Politica in ritardo, resta il decreto

Il commento. Caro bollette: i partiti all’assalto del governo. Questa la (non) notizia del giorno. «Decreto legge, decreto legge» invocano all’unisono tutte le forze politiche, pressando il presidente del Consiglio, affinché predisponga un provvedimento che tutte si dichiarano pronte ad approvare in Parlamento.

Chissà perché i partiti (soprattutto quelli che hanno disarcionato Draghi) si sono svegliati soltanto da poco. Eppure, non ci voleva un genio per capire – già il 24 febbraio scorso – che la crisi sarebbe arrivata inevitabilmente. All’aggressione russa, l’Unione europea ha risposto con aiuti militari all’Ucraina e con sanzioni economiche alla Russia. Le ritorsioni di Putin erano non soltanto prevedibili, ma scontate. Occorreva trovare per tempo i rimedi. Il governo Draghi si era mosso con solerzia, sia sul piano degli aiuti, sia su quello della ricerca di fonti alternative, per non soccombere alla dipendenza dalla Russia, ma la crisi di governo ha rallentato ogni programma di contrasto al pazzesco aumento del costo dell’energia.

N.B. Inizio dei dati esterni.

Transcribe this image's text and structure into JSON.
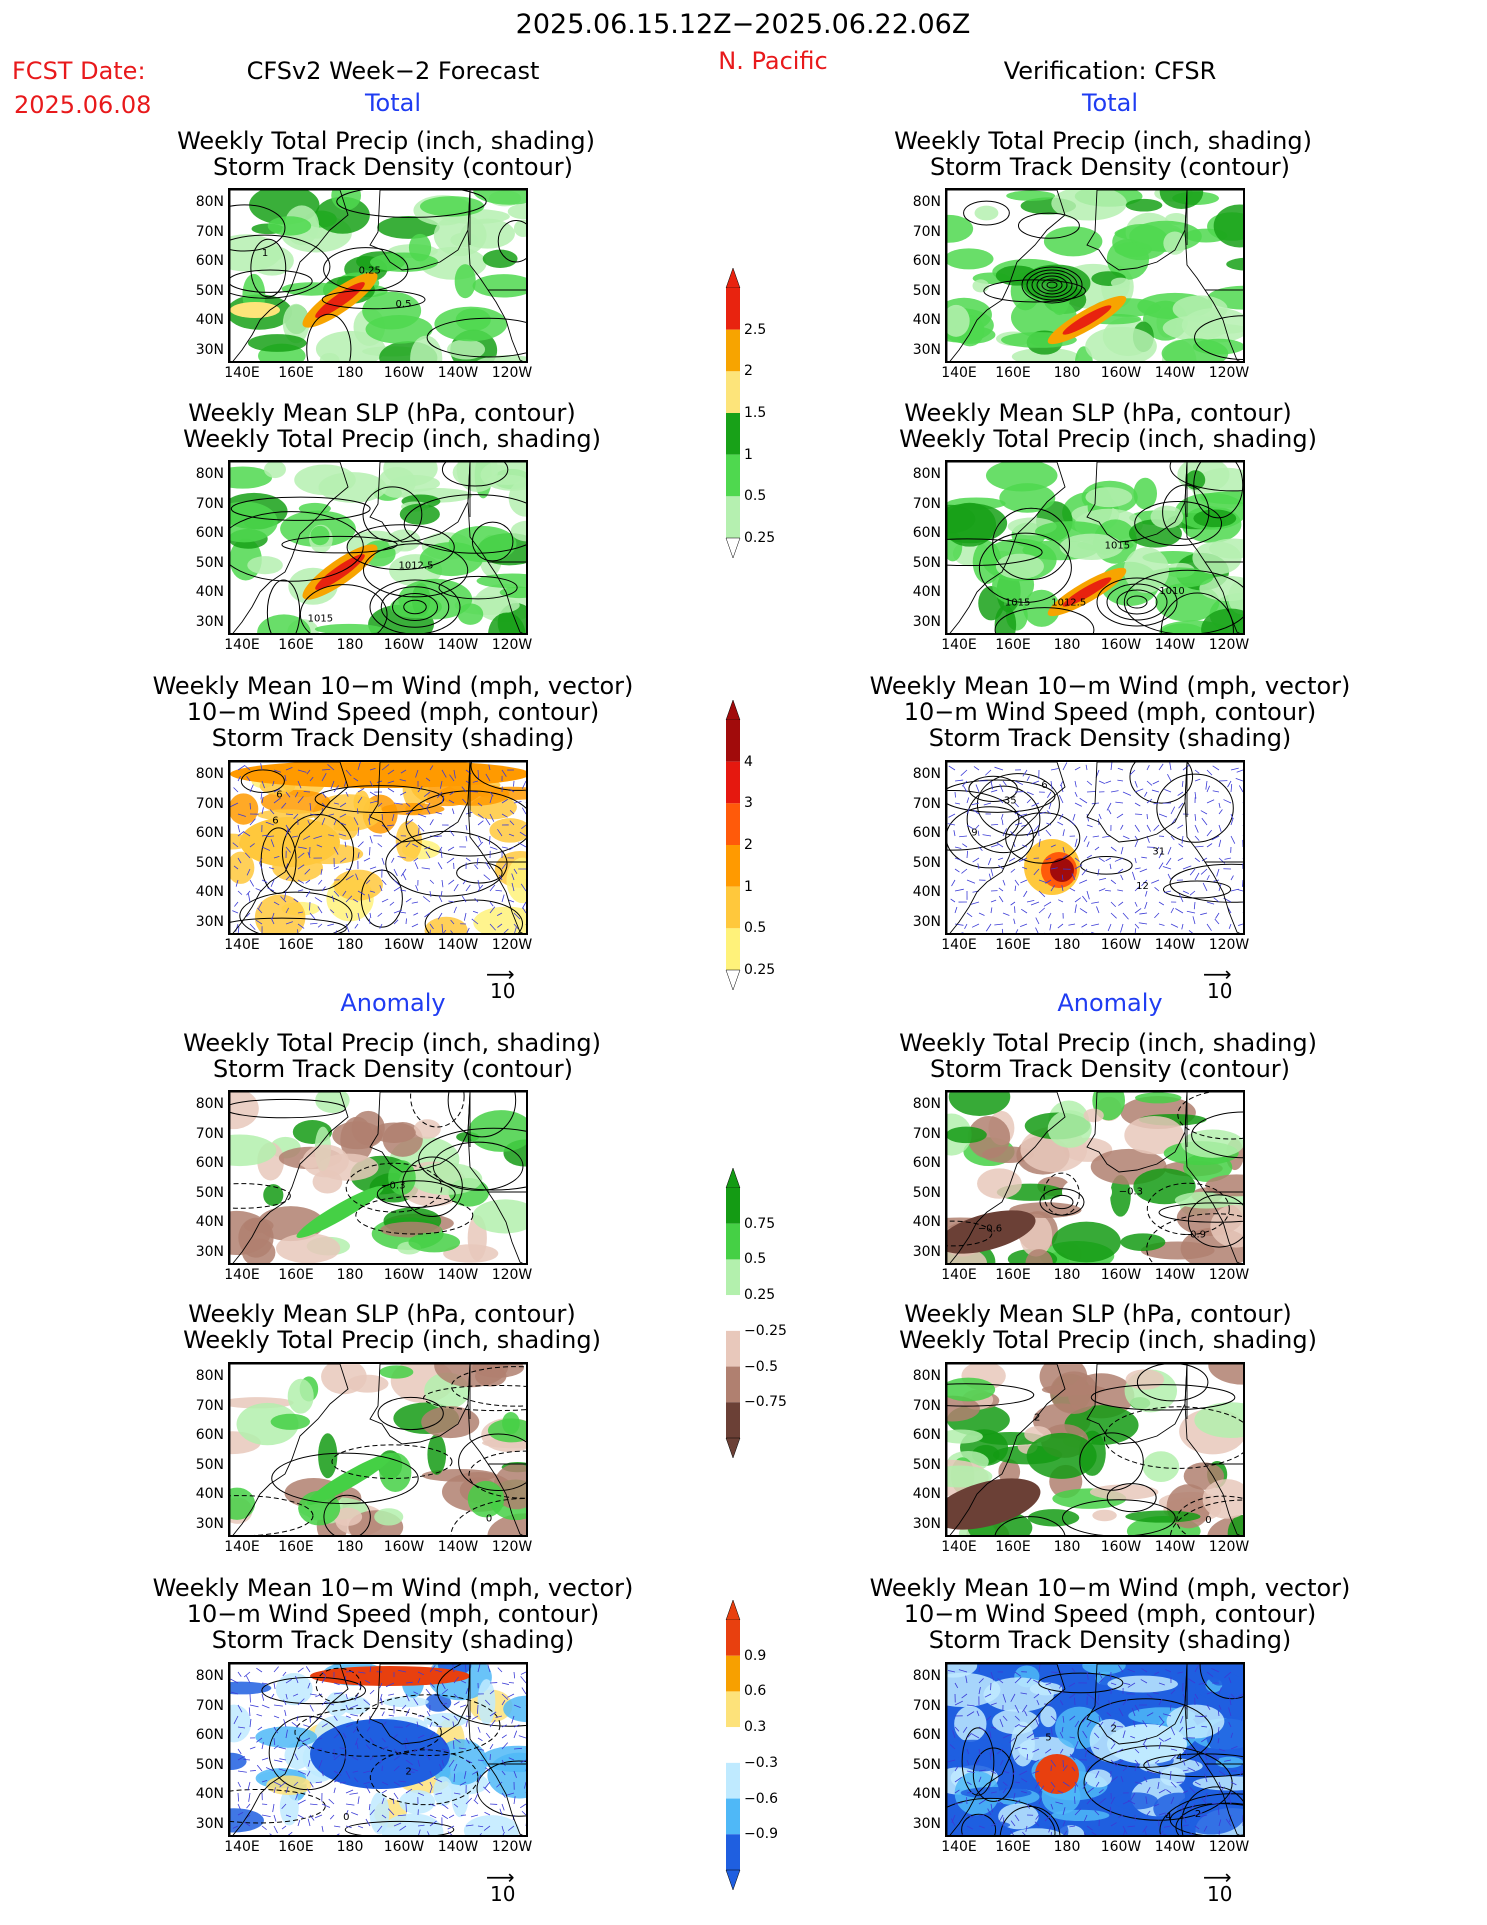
{
  "header": {
    "period": "2025.06.15.12Z−2025.06.22.06Z",
    "region": "N. Pacific",
    "fcst_label": "FCST Date:",
    "fcst_date": "2025.06.08",
    "left_title": "CFSv2 Week−2 Forecast",
    "right_title": "Verification: CFSR"
  },
  "sections": {
    "total": "Total",
    "anomaly": "Anomaly"
  },
  "titles": {
    "precip_storm": [
      "Weekly Total Precip (inch, shading)",
      "Storm Track Density (contour)"
    ],
    "slp_precip": [
      "Weekly Mean SLP (hPa, contour)",
      "Weekly Total Precip (inch, shading)"
    ],
    "wind": [
      "Weekly Mean 10−m Wind (mph, vector)",
      "10−m Wind Speed (mph, contour)",
      "Storm Track Density (shading)"
    ]
  },
  "axes": {
    "lat": [
      "80N",
      "70N",
      "60N",
      "50N",
      "40N",
      "30N"
    ],
    "lon": [
      "140E",
      "160E",
      "180",
      "160W",
      "140W",
      "120W"
    ]
  },
  "vector_ref": "10",
  "colorbars": {
    "precip_total": {
      "labels": [
        "2.5",
        "2",
        "1.5",
        "1",
        "0.5",
        "0.25"
      ],
      "colors": [
        "#e8230f",
        "#f7a400",
        "#fde47a",
        "#18a118",
        "#4fd84f",
        "#b5f0b0"
      ]
    },
    "storm_total": {
      "labels": [
        "4",
        "3",
        "2",
        "1",
        "0.5",
        "0.25"
      ],
      "colors": [
        "#a10b0b",
        "#e5180f",
        "#ff5a0a",
        "#ff9a00",
        "#ffc83c",
        "#fff27a"
      ]
    },
    "precip_anom": {
      "labels": [
        "0.75",
        "0.5",
        "0.25",
        "−0.25",
        "−0.5",
        "−0.75"
      ],
      "colors": [
        "#149b14",
        "#45d045",
        "#b3f0ad",
        "#ffffff",
        "#e8c8bb",
        "#b08070",
        "#6b4036"
      ]
    },
    "storm_anom": {
      "labels": [
        "0.9",
        "0.6",
        "0.3",
        "−0.3",
        "−0.6",
        "−0.9"
      ],
      "colors": [
        "#e8400f",
        "#f7a000",
        "#fde27a",
        "#ffffff",
        "#bfeaff",
        "#4fb8f7",
        "#1f5fe0"
      ]
    }
  },
  "contour_labels": {
    "p1": [
      "0.25",
      "1",
      "0.5"
    ],
    "p2": [
      "1012.5",
      "1015"
    ],
    "p3": [
      "6",
      "6"
    ],
    "p4": [
      "−0.3"
    ],
    "p5": [
      "0"
    ],
    "p6": [
      "2",
      "0"
    ],
    "q1": [],
    "q2": [
      "1010",
      "1015",
      "1012.5",
      "1015"
    ],
    "q3": [
      "35",
      "31",
      "12",
      "6",
      "9"
    ],
    "q4": [
      "−0.9",
      "−0.6",
      "−0.3"
    ],
    "q5": [
      "0",
      "2"
    ],
    "q6": [
      "2",
      "2",
      "5",
      "4",
      "4"
    ]
  }
}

Il dibattito di questi giorni sembra alimentato prevalentemente dallo scopo di aumentare il consenso e raccogliere voti alle elezioni del 25 settembre. La febbre del decreto ha portato i partiti a decidere di vedersi tutti insieme, affinché il governo intervenga. A questo punto, si possono ipotizzare due scenari. Il governo ritiene di non poter operare, oppure decide di intervenire nonostante non sia nella pienezza dei poteri. La statura politica, il senso dello Stato, la competenza di Draghi portano a credere che egli scelga di intervenire, pur essendo il governo chiamato, per norma, soltanto all’ordinaria amministrazione. I presupposti previsti dalla Costituzione per emanare un decreto legge esistono (necessità e urgenza). Si tratta di operare, partendo da questo assunto. Per cominciare - con la consueta dimostrazione di serietà e rigore - il presidente del Consiglio ha fatto sapere che esso potrà fare scelte mirate e applicabili soltanto quando arriveranno (a breve) i conti consuntivi di agosto.

Dietro il palcoscenico della politica e al servizio delle scelte di governo ci sono gli apparati burocratici. L’importanza di questo elemento sfugge quasi sempre, essendo l’attenzione pubblica rivolta quasi esclusivamente alle decisioni di Parlamento e governo. I tempi stringono, le richieste dell’opinione pubblica e delle imprese si fanno sempre più pressanti. In queste condizioni tocca ai «tecnici» individuare e proporre soluzioni adeguate e percorribili. Il sistema pubblico ha, sul terreno della spesa e degli introiti, alcune antiche roccaforti. Il perno principale è la Ragioneria generale dello Stato, instituita nel 1869 presso l’allora ministero delle Finanze. Fondamentale anche il ruolo della Agenzie fiscali, nonché degli uffici di bilancio presso i ministeri.

Questo articolato stuolo di tecnici della finanza pubblica - normalmente impegnato in un compito di non facile svolgimento - è, nelle contingenze attuali, alle prese con una serie di variabili di diversa natura. Ad iniziare da un problema politico del quale deve tener conto: ci sarà o meno uno «scostamento di bilancio» (che implica un aumento del deficit pubblico)? Naturalmente, vale anche il problema reciproco. Gli esperti ministeriali possono far presente al presidente del Consiglio se sia il caso o meno di procedere in tal senso. Si incrociano, dunque fattori complessi quali l’obbligo dei funzionari pubblici di assecondare l’indirizzo politico e, nel contempo l’esigenza di operare senza pressioni indebite da parte sia della politica, sia degli interessi di «poteri forti» del mondo privato. L’auspicato decreto - sul quale convergono le esigenze dei partiti, le necessità dei cittadini, l’obbligo di far quadrare i conti - dovrebbe riuscire ad essere una sintesi equa ed utile per il Paese. A molti, quale che sia la soluzione, non piacerà. Ma, come sempre, il possibile non coincide con l’ottimo.